Brandner und seine Kollegen beobachteten den Sternhaufen im Abstand von zehn Jahren mit ein und derselben Kamera des Weltraumteleskops Hubble. Außerdem berücksichtigten sie in ihren aufwendigen Auswertungen eine Vielzahl von Störquellen und erreichten auf diese Weise die notwendige Genauigkeit. Insgesamt nahmen die Astronomen 800 Sterne ins Visier; rund 50 davon stellten sich als Vordergrundsterne heraus, die nicht zu dem betrachteten Haufen gehörten. Für 234 der übrigen mehr als 700 Sterne - eine im Hinblick auf Masse und Oberflächentemperatur recht vielfältige Auswahl - gelangen den Astronomen hinreichend genaue Geschwindigkeitsmessungen.

Boyke Rochau vom Heidelberger Max-Planck-Institut, der Erstautor des Fachartikels, hat sich im Rahmen seiner Doktorarbeit um die Auswertung der Beobachtungen gekümmert. "Die Messungen sind bis auf 27 Millionstel einer Bogensekunde pro Jahr genau", sagt Rochau. "Stellen Sie sich einen Beobachter in Bremen vor, der aus der Ferne ein Objekt in Wien betrachtet. Bewegt sich dieses Objekt um die Breite eines menschlichen Haares zur Seite, dann ändert sich seine scheinbare Position um exakt diesen Betrag."

Die Verteilung der Sterngeschwindigkeiten überraschte die Forscher. Denn nach weithin akzeptierten Modellen sollte die Geschwindigkeit der Sterne in Haufen wie demjenigen in NGC 3603 mit ihrer Masse zusammenhängen. Das heißt: Im Mittel sollten sich Sterne mit geringerer Masse schneller, solche mit größerer Masse langsamer bewegen. Zwar schwanken die Massen der vermessenen Haufensterne zwischen zwei und neun Sonnenmassen. Doch ihre mittlere Geschwindigkeit hängt gar nicht von der Masse ab, sondern beträgt durchweg rund 4,5 Kilometer pro Sekunde.

Offenbar hat sich in diesem Sternhaufen noch kein Gleichgewicht eingestellt. Stattdessen dürften die Sterngeschwindigkeiten nach wie vor maßgeblich von den Bedingungen geprägt sein, die bei der Entstehung des Haufens vor rund einer Million Jahren herrschten. Die spannende Frage, ob der massereiche junge Sternhaufen in NGC 3603 zu einem Kugelsternhaufen werden wird, bleibt offen. Den neuen Ergebnissen nach hängt die Antwort davon ab, welche Geschwindigkeit die Haufensterne haben, deren Massen besonders klein sind. Diese Sterne sind allerdings zu leuchtschwach, als dass sich ihr Tempo mit dem Hubble-Weltraumteleskops genau genug messen ließen.

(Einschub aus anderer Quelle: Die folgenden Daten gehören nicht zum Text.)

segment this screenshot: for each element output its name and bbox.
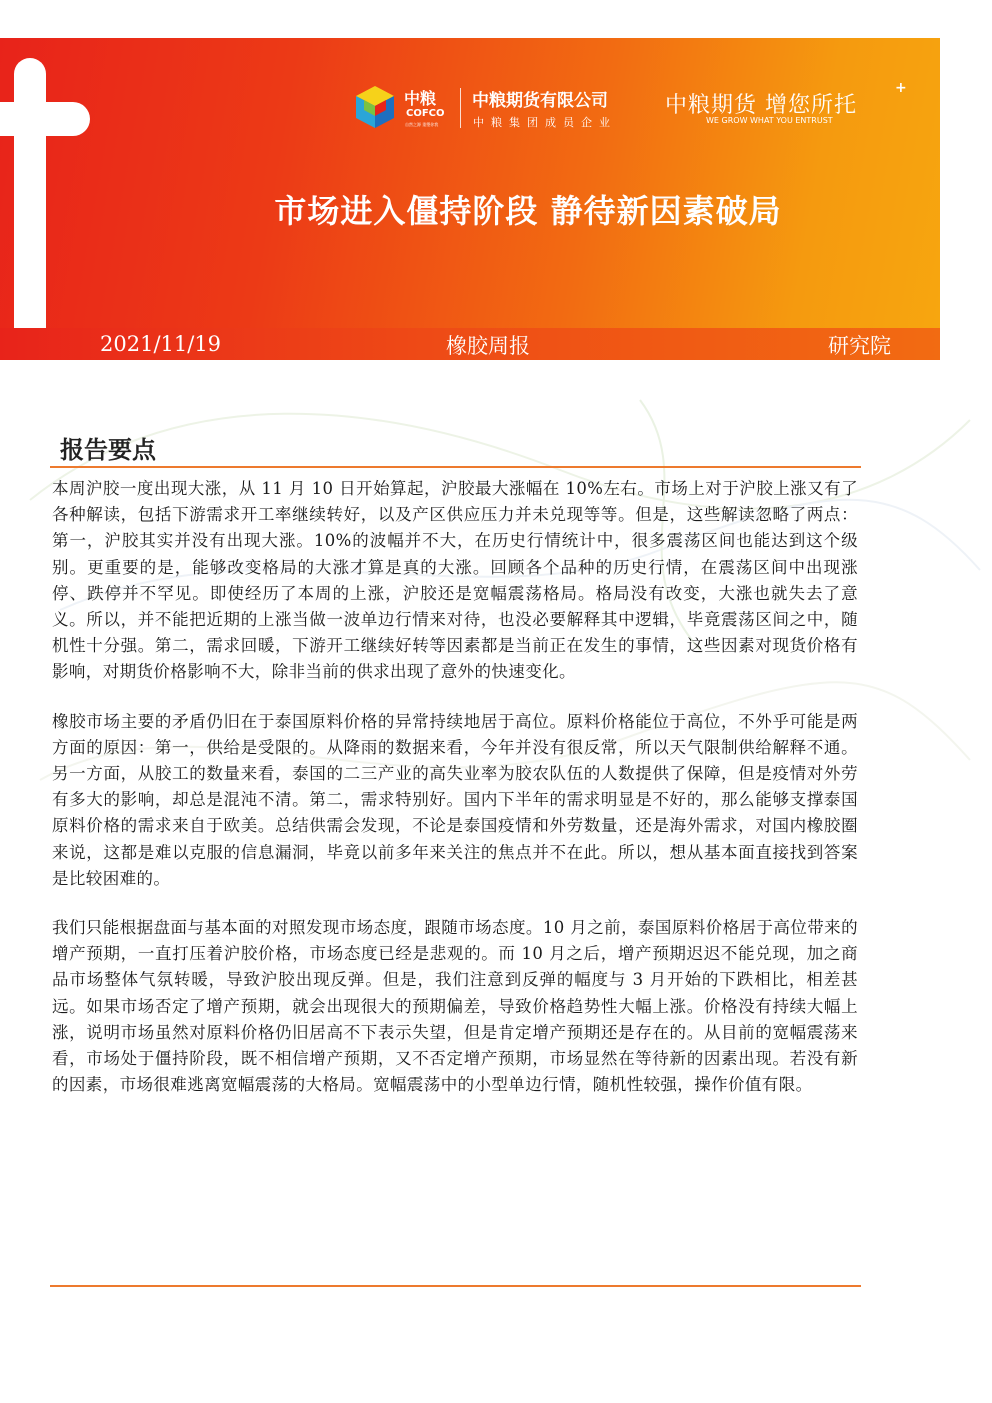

"Um herauszufinden, ob die Sterne dieses Haufens mit der Zeit auseinanderlaufen werden oder nicht, sind wir auf die nächste Generation von Teleskopen angewiesen wie das James Webb Space Telescope oder das European Extremely Large Telescope der Europäischen Südsternwarte", erklärt Wolfgang Brandner.